Fortunate is the person who reflects deeply, examines their own actions, creates healthy safeguards for themselves, yet acts from genuine love for fellow Jews, with a prayer on their lips that they merit always to do the will of God.
Just as the Red Heifer purifies the impure yet also renders the pure impure, so too the sacred work of bringing others close requires constant caution: not to become negatively influenced, to elevate the material rather than lower the holy, to see the point of goodness within every Jew, and to draw even those who may seem far away with cords of love. Our task is to bring them as close to the light as our hands can reach.
And what about the danger that we ourselves may be influenced?
Here our sages revealed a great principle — originally said in the context of purging utensils: “Since one is occupied with expelling, one does not absorb.”
In other words, one who is fully engaged in giving influence is less likely to be influenced.
Our Greatest Responsibility: Our Own Children
When it comes to bringing distant Jews closer, one may debate how much responsibility rests upon each of us. Every person should reflect honestly and consult their rabbinic guidance regarding how much they should sacrifice in order to help others.

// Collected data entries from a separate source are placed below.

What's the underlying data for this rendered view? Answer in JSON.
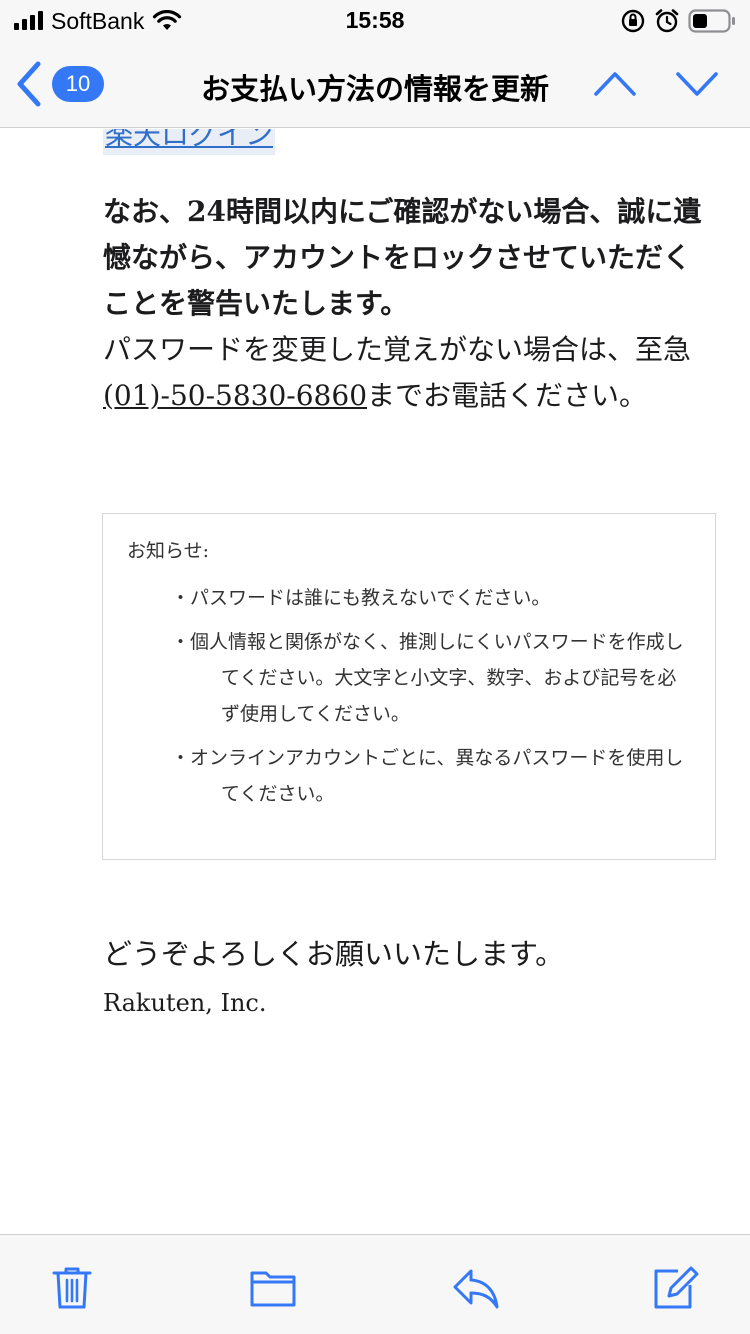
{
  "status_bar": {
    "carrier": "SoftBank",
    "time": "15:58"
  },
  "nav": {
    "unread_count": "10",
    "title": "お支払い方法の情報を更新"
  },
  "email": {
    "login_link": "楽天ログイン",
    "warning": "なお、24時間以内にご確認がない場合、誠に遺憾ながら、アカウントをロックさせていただくことを警告いたします。",
    "contact_prefix": "パスワードを変更した覚えがない場合は、至急",
    "phone": "(01)-50-5830-6860",
    "contact_suffix": "までお電話ください。",
    "notice": {
      "title": "お知らせ:",
      "items": [
        "・パスワードは誰にも教えないでください。",
        "・個人情報と関係がなく、推測しにくいパスワードを作成してください。大文字と小文字、数字、および記号を必ず使用してください。",
        "・オンラインアカウントごとに、異なるパスワードを使用してください。"
      ]
    },
    "closing": "どうぞよろしくお願いいたします。",
    "company": "Rakuten, Inc."
  },
  "icons": {
    "back": "chevron-left-icon",
    "prev": "chevron-up-icon",
    "next": "chevron-down-icon",
    "trash": "trash-icon",
    "folder": "folder-icon",
    "reply": "reply-icon",
    "compose": "compose-icon"
  },
  "colors": {
    "accent": "#3478f6",
    "link": "#2f6fca",
    "bar_background": "#f7f7f7"
  }
}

When it comes to our own children however, it seems there is far less room for debate. We have a clear responsibility, and the guidance from the great Torah leaders is unequivocal.
Distancing children does not only endanger their spiritual future, but it can also harm their emotional and even physical well-being. This is a serious danger that can undermine an entire home.
At the same time, it is essential to know that it is always possible to bring them closer — through a set of tools that is adapted, cautious, and deeply sensitive.
If we define this as a family mission, and learn the relevant tools taught by the great Torah leaders for such situations, we truly have the ability to save souls.